Travel restrictions and health concerns have decimated international travel, especially in the leisure sector. Domestic leisure travel was a small bright spot last summer, but not a sustainable business segment.
Because of Zoom etc, worldwide workers have been liberated from the mandatory office regime/commute. Companies are reducing costs by no longer requiring employees to travel for business, meetings and conferences.
A previous PwC analysis has shown that over half of CVAs are unsuccessful, with the business ending up in another insolvency procedure. And it’s often because the core business model was already in decline.
Even though this week’s Pizza Hut CVA will allow 200+ landlords to continue with a reduced rent, it won’t change the fact that consumers can have higher rated pizza at lower cost in the comfort of their own homes, rather than a Pizza Hut.
The price of failure is often largely borne by landlords. They suffer an initial loss of rental income, further detrimental impact to investment value, and then increased liabilities. And then the CVA fails to resuscitate the business that was already struggling.
This week, Whitbread has warned that 6,000 staff could lose their jobs.
London hotels have been hit with an occupancy low of 37% in August, compared to the usual high 80s.
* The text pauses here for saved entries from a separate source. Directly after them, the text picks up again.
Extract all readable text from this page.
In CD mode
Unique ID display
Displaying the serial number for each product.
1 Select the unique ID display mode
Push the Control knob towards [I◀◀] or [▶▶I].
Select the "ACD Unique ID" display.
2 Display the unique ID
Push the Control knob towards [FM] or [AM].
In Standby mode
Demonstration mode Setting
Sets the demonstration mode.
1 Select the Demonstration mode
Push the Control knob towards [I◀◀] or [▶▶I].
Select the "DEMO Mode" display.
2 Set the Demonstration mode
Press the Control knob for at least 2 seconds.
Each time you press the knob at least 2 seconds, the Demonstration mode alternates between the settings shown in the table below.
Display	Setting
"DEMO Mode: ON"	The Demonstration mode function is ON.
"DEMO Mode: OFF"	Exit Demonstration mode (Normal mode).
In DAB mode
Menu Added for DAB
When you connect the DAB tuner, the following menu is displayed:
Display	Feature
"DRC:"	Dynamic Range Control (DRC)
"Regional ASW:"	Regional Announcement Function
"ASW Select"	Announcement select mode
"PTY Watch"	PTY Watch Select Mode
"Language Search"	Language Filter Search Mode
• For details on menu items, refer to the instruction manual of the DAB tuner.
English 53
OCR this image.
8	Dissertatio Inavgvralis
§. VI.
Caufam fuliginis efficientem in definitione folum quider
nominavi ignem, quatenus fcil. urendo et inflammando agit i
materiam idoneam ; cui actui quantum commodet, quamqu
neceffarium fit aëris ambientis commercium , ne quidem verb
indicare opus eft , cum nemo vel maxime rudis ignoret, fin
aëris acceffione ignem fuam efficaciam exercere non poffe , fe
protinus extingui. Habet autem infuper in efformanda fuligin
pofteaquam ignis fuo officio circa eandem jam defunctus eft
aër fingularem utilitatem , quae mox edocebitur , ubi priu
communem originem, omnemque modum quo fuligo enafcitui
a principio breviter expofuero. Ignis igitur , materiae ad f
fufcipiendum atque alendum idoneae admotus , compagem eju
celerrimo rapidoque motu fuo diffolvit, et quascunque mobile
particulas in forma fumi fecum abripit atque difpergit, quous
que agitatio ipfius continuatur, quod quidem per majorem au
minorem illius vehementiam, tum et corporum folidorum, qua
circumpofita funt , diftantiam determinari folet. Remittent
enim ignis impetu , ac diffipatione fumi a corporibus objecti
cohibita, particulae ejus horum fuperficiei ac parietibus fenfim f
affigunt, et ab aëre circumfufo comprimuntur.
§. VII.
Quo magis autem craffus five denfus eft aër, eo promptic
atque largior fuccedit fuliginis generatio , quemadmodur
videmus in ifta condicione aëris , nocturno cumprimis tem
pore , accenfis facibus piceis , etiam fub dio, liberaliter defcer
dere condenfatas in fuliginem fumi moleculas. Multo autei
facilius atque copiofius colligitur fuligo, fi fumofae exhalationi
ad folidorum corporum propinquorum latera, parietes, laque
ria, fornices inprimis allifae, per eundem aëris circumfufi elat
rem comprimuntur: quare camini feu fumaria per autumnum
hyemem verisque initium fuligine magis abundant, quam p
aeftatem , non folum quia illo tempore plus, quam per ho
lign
To survive, hotels have slashed rates down into the £20 range. With 77 London properties, how will this impact Travelodge’s earnings, will it soon cause another CVA?
Researchers project another 4 years before hotels regain 2019 performance, but there will be bright spots.
Because Magnuson Hotels has successfully operated for decades through 9/11, 2008 and the present, we know there is investment upside for hotel assets facing CVA decisions, just not under the current rent structures. If asset owners transitioned to a business owner role and assumed control of their hotels with transparent professional management/branding, the outcome will be a growing long-term secure income stream.
No matter how hard UK hotel property owners look, there will be no more complete guarantees. But there certainly is the prospect of higher long-term asset revenues by taking control of one’s own destiny.